Three big mergers among the world’s largest seed and agricultural chemical companies are under way or proposed — Bayer and Monsanto, ChemChina and Syngenta, and Dow and DuPont — creating concerns among growers of fewer choices and higher prices when they go shopping. Agriculture Secretary Tom Vilsack told Harvest Public Media, “I’m not going to respond directly to particular business transactions.”
“It’s incumbent upon the Department of Agriculture, our research service and others, to make sure that we support diversity within agriculture, that we continue to look for ways in which we can diversify operators, size of operations, what’s being produced, and maintain choice, maintain options,” Vilsack said during a visit to Fort Collins, Colorado.
In making public its offer of $62 billion for Monsanto, the largest seed company in the world, Bayer indicated the merger had been under discussion since April 18 at the very least. “The combination would create a truly global agriculture leader with a comprehensive and balanced product line across business segments and geographies. This would bring together Monsanto’s leadership in Seeds & Traits with Bayer’s leadership in Crop Protection and Biologics, and our combined focus on Digital Farming,” said Bayer chairman Werner Baumann in a letter to Monsanto chief executive Hugh Grant.

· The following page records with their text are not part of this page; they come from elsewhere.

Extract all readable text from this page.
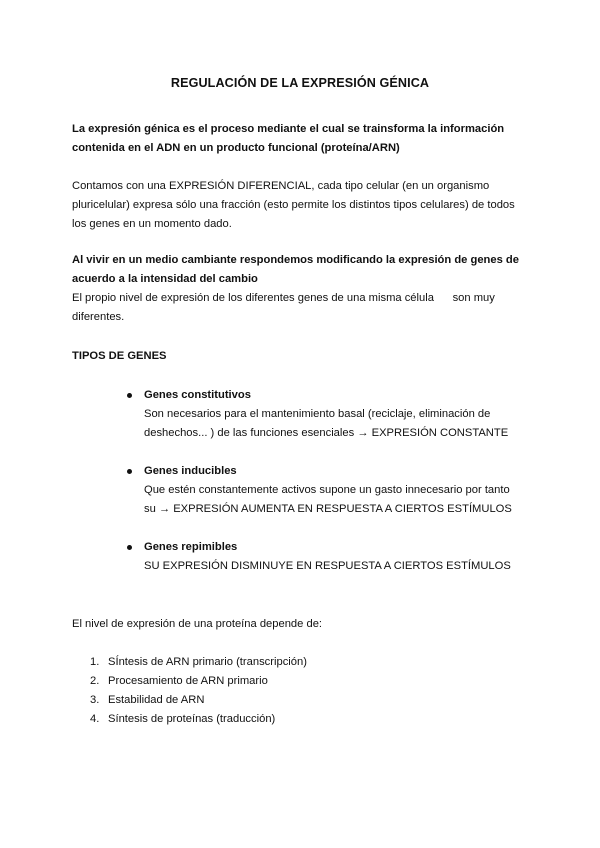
REGULACIÓN DE LA EXPRESIÓN GÉNICA
La expresión génica es el proceso mediante el cual se trainsforma la información
contenida en el ADN en un producto funcional (proteína/ARN)
Contamos con una EXPRESIÓN DIFERENCIAL, cada tipo celular (en un organismo
pluricelular) expresa sólo una fracción (esto permite los distintos tipos celulares) de todos
los genes en un momento dado.
Al vivir en un medio cambiante respondemos modificando la expresión de genes de
acuerdo a la intensidad del cambio
El propio nivel de expresión de los diferentes genes de una misma célula      son muy
diferentes.
TIPOS DE GENES
Genes constitutivos
Son necesarios para el mantenimiento basal (reciclaje, eliminación de
deshechos... ) de las funciones esenciales → EXPRESIÓN CONSTANTE
Genes inducibles
Que estén constantemente activos supone un gasto innecesario por tanto
su → EXPRESIÓN AUMENTA EN RESPUESTA A CIERTOS ESTÍMULOS
Genes repimibles
SU EXPRESIÓN DISMINUYE EN RESPUESTA A CIERTOS ESTÍMULOS
El nivel de expresión de una proteína depende de:
1. SÍntesis de ARN primario (transcripción)
2. Procesamiento de ARN primario
3. Estabilidad de ARN
4. Síntesis de proteínas (traducción)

In a release, Bayer said Saint Louis, now the headquarters for Monsanto, would become the home city for a branch of the new, massive company. “Under the proposed transaction, the combined business would … have its global Seeds & Traits and North American commercial headquarters in St. Louis, Missouri, its global Crop Protection and divisional Crop Science headquarters in Monheim, Germany, and an important presence in Durham, North Carolina, as well as many other locations throughout the U.S. and around the world. Digital Farming for the combined business would be based near San Francisco, California.”